Calculated incorporation coefficients and influx rates of α-LNA into heart stable lipids, and conversion-incorporation coefficients into esterified elongated n-3 PUFA products, in diet-adequate and diet-deficient rats

Total Esterified Radioactivity ki(α-LNA)a or ki(α-LNAj)b Jin,i(α-LNA)



Adequate Deficient Adequate Deficient Adequate Deficient
nCi/g heart ml/s/g × 104 nmol/s/g × 104
18:3n-3 279 ± 66 297 ± 53 6.3 ± 1.8 6.0 ± 1.1 171 ± 57 6.2 ± 2.3a
20:4n-3 1.2 ± 0.3 1.2 ± 0.2 0.026 ± 0.007 0.024 ± 0.005
20:5n-3 1.8 ± 0.4 2.0 ± 0.4 0.042 ± 0.012 0.041 ± 0.008
22:5n-3 0.81 ± 0.19 0.95 ± 0.17 0.018 ± 0.005 0.019 ± 0.004
20:3n-3 0.88 ± 0.21 0.90 ± 0.16 0.020 ± 0.006 0.018 ± 0.003

Values are means ± SD (n = 10 and 7 for diet-adequate and -deficient groups, respectively).

a

P < 0.001, differs significantly from mean in adequate group.

The unesterified unlabeled plasma α-LNA concentration before tracer infusion equaled 27 ± 6.0 nmol/ml and 1.0 ± 0.45 nmol/ml in the dietary n-3 PUFA-adequate and -deficient rats, respectively (22). Inserting these concentrations from individual experiments into Equation 3 yielded incorporation rates Jin,i(α − LNA) in total heart lipid for unesterified α-LNA equal to 171 ± 57 nmol/s/g × 10−4 and 6.2 ± 2.3 nmol/s/g × 10−4, respectively, for the two groups (last pair of columns in Table 5).

mRNA levels of conversion enzymes

mRNA levels of desaturases, elongases, and acyl-CoA oxidase were analyzed in hearts from diet-deficient and diet-adequate rats (Fig. 2). The levels of elongase-5 and Δ6 and Δ5 desaturases were not changed significantly by deprivation; acyl-CoA oxidase mRNA was decreased significantly, whereas mRNA for elongase-2 could not be identified.

Fig. 2.

Fig. 2

mRNA levels of Δ6 desaturase (A), Δ5 desaturase (B), elongase-5 (C), elongase-2 (D), and acyl-CoA oxidase (E) in heart of rats fed n-3 PUFA-adequate and n-3 PUFA-deficient diets.
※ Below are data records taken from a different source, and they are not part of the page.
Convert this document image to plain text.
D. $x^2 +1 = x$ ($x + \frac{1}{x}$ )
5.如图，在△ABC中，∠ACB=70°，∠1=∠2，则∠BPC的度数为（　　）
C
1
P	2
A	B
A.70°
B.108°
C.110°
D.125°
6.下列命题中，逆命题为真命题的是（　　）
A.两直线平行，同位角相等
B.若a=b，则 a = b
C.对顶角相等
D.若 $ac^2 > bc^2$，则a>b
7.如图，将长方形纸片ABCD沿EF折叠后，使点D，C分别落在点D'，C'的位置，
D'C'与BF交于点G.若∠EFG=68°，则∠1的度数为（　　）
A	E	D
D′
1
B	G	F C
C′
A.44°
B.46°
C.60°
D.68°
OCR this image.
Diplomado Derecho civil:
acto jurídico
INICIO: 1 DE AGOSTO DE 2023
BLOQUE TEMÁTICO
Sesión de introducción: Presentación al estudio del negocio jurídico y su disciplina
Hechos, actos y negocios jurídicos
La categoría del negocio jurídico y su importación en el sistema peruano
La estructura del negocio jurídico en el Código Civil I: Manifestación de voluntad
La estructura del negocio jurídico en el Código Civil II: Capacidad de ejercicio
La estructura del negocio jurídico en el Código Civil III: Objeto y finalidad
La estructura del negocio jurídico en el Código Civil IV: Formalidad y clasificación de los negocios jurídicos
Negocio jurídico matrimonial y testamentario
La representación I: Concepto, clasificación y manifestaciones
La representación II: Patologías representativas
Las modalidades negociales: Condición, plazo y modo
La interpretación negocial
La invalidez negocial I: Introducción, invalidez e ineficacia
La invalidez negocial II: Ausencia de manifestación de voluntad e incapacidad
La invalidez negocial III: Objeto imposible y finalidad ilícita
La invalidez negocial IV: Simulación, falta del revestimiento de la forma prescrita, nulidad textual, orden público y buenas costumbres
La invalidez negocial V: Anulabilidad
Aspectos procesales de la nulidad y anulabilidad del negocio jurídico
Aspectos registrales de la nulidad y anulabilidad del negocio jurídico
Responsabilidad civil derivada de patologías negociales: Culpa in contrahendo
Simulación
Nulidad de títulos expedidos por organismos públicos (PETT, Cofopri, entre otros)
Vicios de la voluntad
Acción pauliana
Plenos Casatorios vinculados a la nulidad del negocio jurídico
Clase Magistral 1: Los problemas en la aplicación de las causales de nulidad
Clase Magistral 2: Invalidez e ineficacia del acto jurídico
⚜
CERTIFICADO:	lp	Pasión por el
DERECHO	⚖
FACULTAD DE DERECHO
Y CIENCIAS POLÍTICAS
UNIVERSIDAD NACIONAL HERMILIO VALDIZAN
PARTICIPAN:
ND, not detected. Values are means ± SD (n = 10 for each group). ** P < 0.01, differs significantly from mean in adequate group.

DISCUSSION

In this study, we examined α-LNA incorporation, oxidation, and conversion rates to longer chain n-3 PUFAs in the heart of unanesthetized adults rats fed, for 15 weeks after weaning, an n-3 PUFA-adequate or -deficient diet. A mathematical model was used to calculate kinetic parameters from the cardiac distribution of [1-14C]α-LNA and its oxidation and elongated n-3 PUFA products after 5 min of an intravenous infusion. Figure 3 summarizes the primary results and shows that α-LNA was not converted to n-3 PUFAs longer than DPA (22:5n-3), including DHA, due to the absence of elongase-2.

Fig. 3.

Fig. 3

Scheme of plasma-derived α-LNA uptake and metabolic pathways in rat heart as determined following 5 min intravenous infusion of [1-14C]α-LNA. Heart compartment contents of [1-14C]α-LNA were calculated by dividing the radioactivity in each compartment by the net total heart radioactivity (excluding unesterified plasma fatty acid radioactivity) and expressing the values as a percentage. The left number in parentheses is for the n-3 PUFA-adequate group, the right for the deprived group. Arrows show metabolic pathways.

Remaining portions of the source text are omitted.